News

By Matthew Anderson

NEW YORK CITY, New York, November 17, 2010 (LifeSiteNews.com) – The New York City Council considered a bill yesterday that would require crisis pregnancy centers (CPCs) to post signs warning that the CPCs do not provide abortion services. The bill, which was described as potentially “crippling” by one New York pro-life leader, would also require that CPCs state whether they have a licensed physician on staff.

Bill 371 was introduced to the City Council at a meeting on October 13th and was immediately referred to the Committee on Women’s Issues for consideration. The Committee held a hearing yesterday, November 16th, on the bill.

Before the hearing, Chris Slattery of Emergency Mother Care Frontline Pregnancy Centers sent out a statement hoping to rally support for the city’s crisis pregnancy centers.  “We have been fighting full strength for a full month now, getting ready for today's afternoon and evening hearings,” said Slattery.

“This bill's set of unconstitutional laws could cripple our work with its new free speech-strangling regulations of our advertising and outreach with the threats of staggering fines, and probable shutdowns of our offices aimed at crippling our work of ministry to abortion minded clients.”

According to the Wall Street Journal, about 50 people on either side of the issue turned out for the hearings. Among those who spoke was City Council member Jessica Lappin, one of the bill’s primary sponsors. Lappin argued that the bill was not biased, but was only intended to protect “women’s health.”

“There are two dozen anti-choice centers masquerading as health clinics right here in New York City … Rather than provide full and accurate medical information to women they mislead and manipulate them,” said Lappin, according to WSJ.

Slattery, however, defended the crisis pregnancy centers, saying that while some do not have licensed physicians on staff, many of them do.

Council Member Daniel Halloran pointed out that the bill is inherent unfair, since abortion clinics are not required to post signs describing what services they don’t supply.

Whereas pregnancy centers specialize in providing women in distress with the counseling and resources that they need to be able to keep their babies, Halloran suggested that Planned Parenthood, which specializes in killing those babies, should have to change its name to indicate that it also aids in “nonparenthood.”

The bill is similar to two laws currently enforced in Baltimore, Maryland and Austin, Texas. These bills also require CPCs to post signs explaining that they do not provide abortions. The Baltimore law is currently being challenged by the Archdiocese of Baltimore and the Alliance Defense Fund.

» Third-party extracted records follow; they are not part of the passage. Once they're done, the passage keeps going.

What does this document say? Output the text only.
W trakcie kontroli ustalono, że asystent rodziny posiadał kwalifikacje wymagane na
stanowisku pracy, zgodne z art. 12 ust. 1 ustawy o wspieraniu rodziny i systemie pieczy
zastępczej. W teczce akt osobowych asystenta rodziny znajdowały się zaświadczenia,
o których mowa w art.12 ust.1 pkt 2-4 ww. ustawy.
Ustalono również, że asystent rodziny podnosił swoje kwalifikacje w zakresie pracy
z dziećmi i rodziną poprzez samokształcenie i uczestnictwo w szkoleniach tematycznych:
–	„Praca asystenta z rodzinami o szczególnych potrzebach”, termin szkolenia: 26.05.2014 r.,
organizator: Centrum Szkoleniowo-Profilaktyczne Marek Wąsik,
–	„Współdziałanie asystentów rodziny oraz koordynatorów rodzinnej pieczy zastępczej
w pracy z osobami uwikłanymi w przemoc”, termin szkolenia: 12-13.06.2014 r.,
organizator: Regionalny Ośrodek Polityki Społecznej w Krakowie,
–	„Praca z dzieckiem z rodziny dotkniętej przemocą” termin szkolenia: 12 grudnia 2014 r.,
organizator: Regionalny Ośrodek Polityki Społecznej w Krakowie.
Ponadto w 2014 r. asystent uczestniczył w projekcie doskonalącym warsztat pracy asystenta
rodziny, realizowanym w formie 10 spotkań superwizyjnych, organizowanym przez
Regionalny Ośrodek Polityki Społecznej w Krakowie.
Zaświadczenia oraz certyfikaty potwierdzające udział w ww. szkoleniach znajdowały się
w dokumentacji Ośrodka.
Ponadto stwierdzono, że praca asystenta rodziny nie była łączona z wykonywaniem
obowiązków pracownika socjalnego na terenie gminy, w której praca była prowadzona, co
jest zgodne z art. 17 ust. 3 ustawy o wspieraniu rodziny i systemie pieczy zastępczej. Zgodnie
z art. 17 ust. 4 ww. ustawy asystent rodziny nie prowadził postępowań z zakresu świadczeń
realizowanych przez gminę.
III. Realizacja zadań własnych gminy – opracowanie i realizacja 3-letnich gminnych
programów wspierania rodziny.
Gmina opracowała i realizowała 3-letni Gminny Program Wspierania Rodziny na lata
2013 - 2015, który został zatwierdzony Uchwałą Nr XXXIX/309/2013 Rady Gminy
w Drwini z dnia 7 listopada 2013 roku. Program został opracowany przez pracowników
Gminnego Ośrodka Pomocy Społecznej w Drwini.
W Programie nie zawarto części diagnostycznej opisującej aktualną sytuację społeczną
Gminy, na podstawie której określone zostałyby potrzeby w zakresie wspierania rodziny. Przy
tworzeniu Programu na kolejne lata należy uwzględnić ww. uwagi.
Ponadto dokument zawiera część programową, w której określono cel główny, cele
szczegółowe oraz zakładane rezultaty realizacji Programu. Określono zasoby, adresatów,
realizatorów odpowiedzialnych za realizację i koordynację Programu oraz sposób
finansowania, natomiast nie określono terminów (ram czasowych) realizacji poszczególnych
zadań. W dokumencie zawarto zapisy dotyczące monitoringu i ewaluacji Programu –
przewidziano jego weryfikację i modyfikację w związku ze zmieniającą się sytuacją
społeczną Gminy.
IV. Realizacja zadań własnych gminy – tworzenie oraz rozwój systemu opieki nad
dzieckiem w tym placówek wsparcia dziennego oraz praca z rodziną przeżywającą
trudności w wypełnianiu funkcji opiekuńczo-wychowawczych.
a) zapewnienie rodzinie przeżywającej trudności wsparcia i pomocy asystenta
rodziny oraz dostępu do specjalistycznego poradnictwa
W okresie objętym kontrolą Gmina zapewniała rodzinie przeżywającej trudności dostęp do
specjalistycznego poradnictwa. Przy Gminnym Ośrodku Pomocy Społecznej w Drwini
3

In March, Archbishop Edwin F. O’Brien called the Baltimore law “a clear violation of these centers’ constitutional rights to free speech and their free exercise of religion.” The Archbishop went on to say that the ordinance “runs directly counter to Maryland’s conscience clause, which protects the rights of Maryland’s citizens to refuse to provide or refer for abortions.”

It is not yet known when the New York City Council will vote on their version of the law.